The associative data graph database model is still a heavy hitter, stacking up well against property graphs and triples/quadruples. Expect a comeback.

Definition

There is a lot of confusion with the definition of graph databases. In my opinion, any definition that avoids any reference to the semantics of nodes and edges or their internal structure is preferable. Failing to follow this guideline, it is unavoidable to favor specific implementations, e.g. Property Graph Databases or Triple Stores, and you may easily become myopic to other types that are based on different models, e.g. hypergraph databases, or different data storage paradigms, e.g. key-value stores. Therefore, I propose we adopt a vendor neutral definition, such as the following one, which cannot exclude any future type of graph database.

A Graph Database is a database that uses a graph topology, i.e. vertices and edges, to manage information at the conceptual level independent of the logical and physical implementation of the graph data structure.

— Athanassios I. Hatzis, 28th February 2017

Graph Databases Per Data Model

That said, there are many differences in the conceptual, logical, and physical layers of graph databases.
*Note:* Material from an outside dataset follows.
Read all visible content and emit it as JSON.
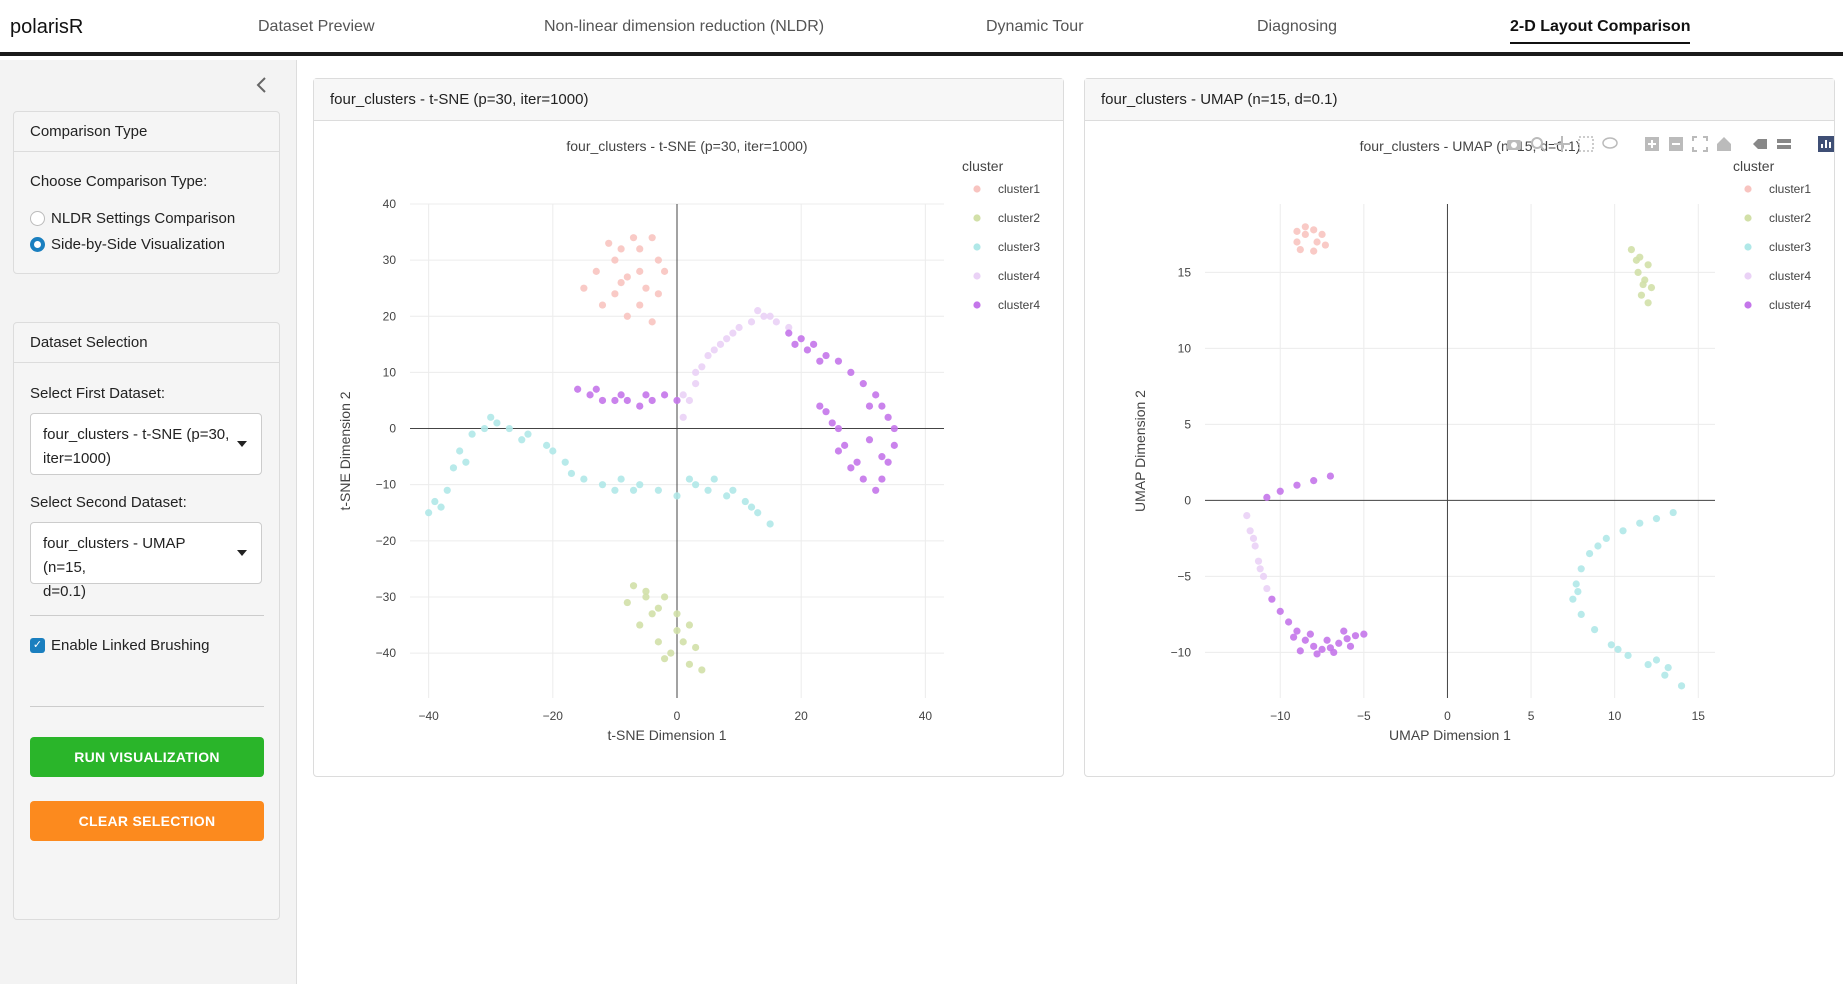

These affect everything — visualization, query language, indexing, scaling, and transactions. Now, let me focus on the conceptual/logical layer, where my work is based. Depending on the structure of nodes and edges, one can describe the following three different data models.

Property Graph Data Model

Entity-centric with embedded properties and edges with bidirectional linking — Directed Labeled Graphs
Neo4J, OrientDB, ArrangoDB, etc.

Triple/Quadruple Data Model

Edge-centric with unidirectional linking on vertices — Directed Labeled Graphs
GraphDB, AllegroGraph, OpenLink Virtuoso, etc.

Associative Data Model

Hypernodes, Hyperedges, bidirectional linking — Hypergraph/Bipartite Graph
Topic Map Data Model, R3DM/S3DM, X10SYS (AtomicDB), HypergraphDB, Qlik Technology

There are two main differences between (1) and (2). First, the type of edges in a property graph, by definition, is bidirectional. You can traverse any edge both ways, despite the fact there is a direction on the edge. On the contrary, with RDF, you have to define two labeled edges with opposite directions to achieve bidirectional linking. And secondly, in literal triples, object parts are properties of a subject part, but they are not first-class citizens and they are not embedded inside the structure of Entity nodes of a property graph.
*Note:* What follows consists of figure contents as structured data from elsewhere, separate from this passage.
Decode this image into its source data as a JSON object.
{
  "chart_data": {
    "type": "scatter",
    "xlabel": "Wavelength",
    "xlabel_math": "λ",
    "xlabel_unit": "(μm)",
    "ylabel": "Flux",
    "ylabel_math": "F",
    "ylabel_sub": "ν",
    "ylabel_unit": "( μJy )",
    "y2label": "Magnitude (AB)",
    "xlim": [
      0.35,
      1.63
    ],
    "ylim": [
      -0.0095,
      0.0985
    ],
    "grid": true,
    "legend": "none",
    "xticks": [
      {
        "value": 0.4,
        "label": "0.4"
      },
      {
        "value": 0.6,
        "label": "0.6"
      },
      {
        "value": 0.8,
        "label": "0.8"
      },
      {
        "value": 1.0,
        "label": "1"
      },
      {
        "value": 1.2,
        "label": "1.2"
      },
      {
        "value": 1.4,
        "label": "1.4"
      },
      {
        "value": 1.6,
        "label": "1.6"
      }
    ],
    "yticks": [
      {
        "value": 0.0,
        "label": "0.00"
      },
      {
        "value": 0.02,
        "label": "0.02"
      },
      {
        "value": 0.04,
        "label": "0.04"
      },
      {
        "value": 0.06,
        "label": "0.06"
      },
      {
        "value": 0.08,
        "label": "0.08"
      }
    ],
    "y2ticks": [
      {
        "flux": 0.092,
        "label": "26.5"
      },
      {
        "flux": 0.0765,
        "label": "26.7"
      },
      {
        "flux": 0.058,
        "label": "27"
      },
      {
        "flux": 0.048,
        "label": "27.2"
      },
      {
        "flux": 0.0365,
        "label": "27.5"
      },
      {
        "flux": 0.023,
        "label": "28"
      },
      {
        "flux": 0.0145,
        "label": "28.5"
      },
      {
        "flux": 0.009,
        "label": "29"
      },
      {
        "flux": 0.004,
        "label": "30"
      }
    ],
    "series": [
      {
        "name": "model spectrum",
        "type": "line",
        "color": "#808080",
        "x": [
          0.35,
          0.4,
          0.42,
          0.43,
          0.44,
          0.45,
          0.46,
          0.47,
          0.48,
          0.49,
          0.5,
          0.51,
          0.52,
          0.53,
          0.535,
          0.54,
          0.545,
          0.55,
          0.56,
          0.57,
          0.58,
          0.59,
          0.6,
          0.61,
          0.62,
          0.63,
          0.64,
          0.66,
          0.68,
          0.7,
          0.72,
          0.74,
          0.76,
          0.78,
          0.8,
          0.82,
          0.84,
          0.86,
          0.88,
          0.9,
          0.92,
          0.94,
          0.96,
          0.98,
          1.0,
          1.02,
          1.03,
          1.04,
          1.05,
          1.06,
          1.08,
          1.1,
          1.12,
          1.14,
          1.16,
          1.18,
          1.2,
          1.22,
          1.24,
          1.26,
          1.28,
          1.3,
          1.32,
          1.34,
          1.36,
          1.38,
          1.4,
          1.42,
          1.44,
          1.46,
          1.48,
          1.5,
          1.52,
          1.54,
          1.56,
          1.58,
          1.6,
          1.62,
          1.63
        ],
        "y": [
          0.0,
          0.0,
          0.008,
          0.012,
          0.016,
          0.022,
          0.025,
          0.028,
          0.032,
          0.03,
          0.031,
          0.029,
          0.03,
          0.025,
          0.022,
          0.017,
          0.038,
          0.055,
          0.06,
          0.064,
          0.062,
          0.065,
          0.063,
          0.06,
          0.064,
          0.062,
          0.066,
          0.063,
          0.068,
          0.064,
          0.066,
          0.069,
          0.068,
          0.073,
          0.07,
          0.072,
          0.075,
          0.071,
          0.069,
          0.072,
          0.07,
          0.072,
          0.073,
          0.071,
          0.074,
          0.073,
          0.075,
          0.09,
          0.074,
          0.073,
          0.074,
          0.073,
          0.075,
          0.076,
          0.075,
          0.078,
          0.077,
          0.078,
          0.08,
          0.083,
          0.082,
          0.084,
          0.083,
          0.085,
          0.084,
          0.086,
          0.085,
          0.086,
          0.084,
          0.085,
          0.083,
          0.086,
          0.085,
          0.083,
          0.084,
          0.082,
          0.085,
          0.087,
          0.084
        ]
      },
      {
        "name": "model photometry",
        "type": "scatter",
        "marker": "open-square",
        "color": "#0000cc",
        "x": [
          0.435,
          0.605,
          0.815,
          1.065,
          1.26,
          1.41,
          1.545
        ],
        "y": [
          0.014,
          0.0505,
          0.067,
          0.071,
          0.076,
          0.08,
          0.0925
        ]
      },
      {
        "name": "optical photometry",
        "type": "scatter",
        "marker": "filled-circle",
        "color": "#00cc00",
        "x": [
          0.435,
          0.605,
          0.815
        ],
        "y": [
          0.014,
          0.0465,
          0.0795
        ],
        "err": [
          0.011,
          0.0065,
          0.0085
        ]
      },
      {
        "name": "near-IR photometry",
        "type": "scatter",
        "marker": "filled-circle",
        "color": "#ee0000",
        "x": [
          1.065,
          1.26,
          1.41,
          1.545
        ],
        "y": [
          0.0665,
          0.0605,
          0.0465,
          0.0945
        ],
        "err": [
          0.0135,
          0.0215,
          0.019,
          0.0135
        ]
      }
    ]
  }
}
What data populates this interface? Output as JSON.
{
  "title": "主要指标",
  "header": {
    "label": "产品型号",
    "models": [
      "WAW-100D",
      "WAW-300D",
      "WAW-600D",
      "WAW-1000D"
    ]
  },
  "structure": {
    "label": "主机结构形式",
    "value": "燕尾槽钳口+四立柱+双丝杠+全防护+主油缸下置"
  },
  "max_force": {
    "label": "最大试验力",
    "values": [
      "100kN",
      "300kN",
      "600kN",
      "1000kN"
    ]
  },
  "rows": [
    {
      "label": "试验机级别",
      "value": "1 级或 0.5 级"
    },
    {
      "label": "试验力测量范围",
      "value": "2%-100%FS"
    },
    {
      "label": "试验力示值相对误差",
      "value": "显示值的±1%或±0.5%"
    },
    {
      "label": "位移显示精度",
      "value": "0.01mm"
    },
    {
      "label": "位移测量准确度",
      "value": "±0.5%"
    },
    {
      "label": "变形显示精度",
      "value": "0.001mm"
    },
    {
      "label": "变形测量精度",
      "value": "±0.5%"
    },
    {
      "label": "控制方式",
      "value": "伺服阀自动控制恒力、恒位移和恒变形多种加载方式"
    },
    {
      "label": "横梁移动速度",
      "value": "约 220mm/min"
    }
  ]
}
I left the associative data model as the last thing to mention. R3DM/S3DM is the reincarnation of Topic Maps, the de facto standard for the representation of associations. The following series of posts on associative data modeling is written with a hands-on practice style. It is an attempt to clear the information glut of many-to-many relationships (a.k.a associations) with a thorough examination of well-known data models and at the same time introduce R3DM/S3DM to the public.

Epilogue

The verdict from this quick review on graph databases is that I have reasons to believe that associative data modeling is far more powerful and expressive than the other two. I foresee that DBMS vendors that will incorporate in their products R3DM/S3DM technology will eventually have a significant competitive advantage.